Un travail qui se poursuivra jusqu’à la saison prochaine. Si elles sont en repos, les costumières devront notamment retravailler quelques-uns des 3800 à 4000 costumes qui attendent bien au chaud dans l’entrepôt. "Certains vont être refaits pour une nouvelle scène que le metteur en scène compte retravailler. Bien sûr, il y a aussi des enfants et vu qu’ils grandissent et vite on va devoir les faire réessayer et ajuster en conséquence", précise Isabelle.
"Annuler était la bonne décision"
Les différents témoignages des bénévoles révèlent l'existence d'une certaine nostalgie mêlée à l’impatience de retrouver les spectateurs."On a évidemment hâte de les retrouver. Ça sera deux fois plus gai ! Les gens seront encore plus contents de se retrouver. Et c’est quelque chose dont on a tous besoin", partage Isabelle dans un enthousiasme débordant."Quand on voit sur la page spécifique des bénévoles, les échanges de photos, de souvenirs qui sont là, c’est vrai que c’est un crève-cœur pour beaucoup de personnes. Chacun se projette en disant ¨: nous aurions dû.
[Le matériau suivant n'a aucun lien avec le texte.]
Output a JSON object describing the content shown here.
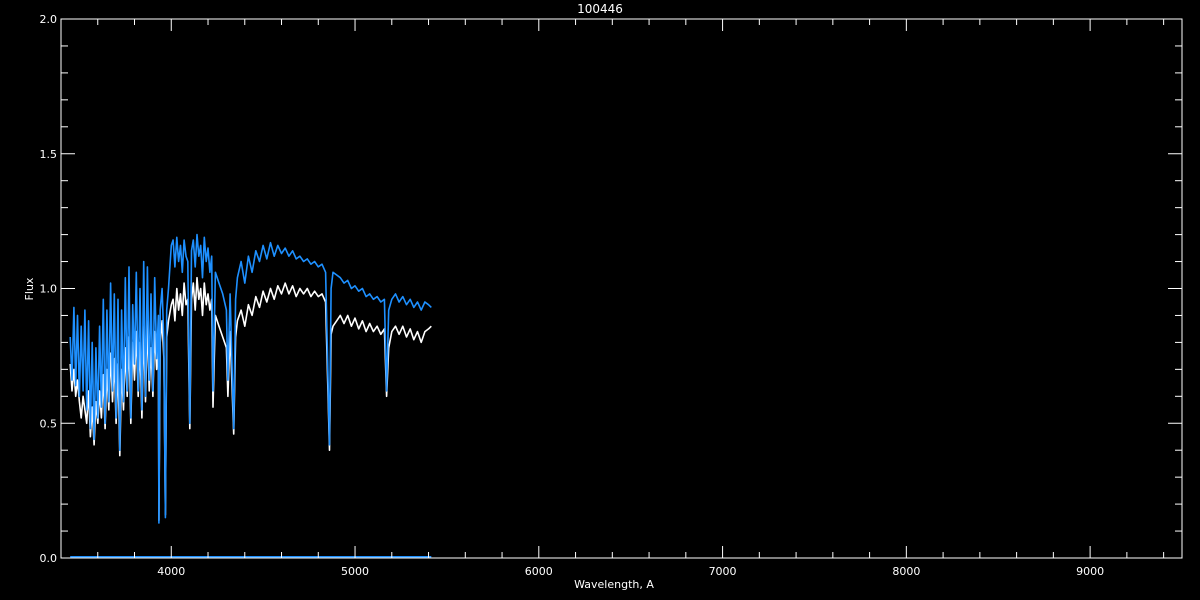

Pourquoi la restauration est vide ? Pourquoi les chapiteaux ne sont pas montés ? Où sont les chevaux ?" expose Christian Caffarelli.
S’il regrette la situation, le président de l’association considère avec les mois de recul qu’annuler était la bonne décision. "Sur le plan sanitaire on ne pouvait pas prendre de risques pour les spectateurs, pour nos bénévoles. Sur le plateau, dans les gradins on aurait pu réussir à gérer, mais dans nos coulisses, dans la précipitation parce que les changements de costumes se font dans des temps très restreints, c’était impossible d’assurer une distanciation physique entre les bénévoles. Aurait-il fallu désinfecter les costumes entre tous les spectacles ? Je n’ose même pas y penser." C'est un grand sourire désormais barré sur les lèvres qu'il conclut : "On regrette tous la situation, mais on se donne rendez-vous en 2021."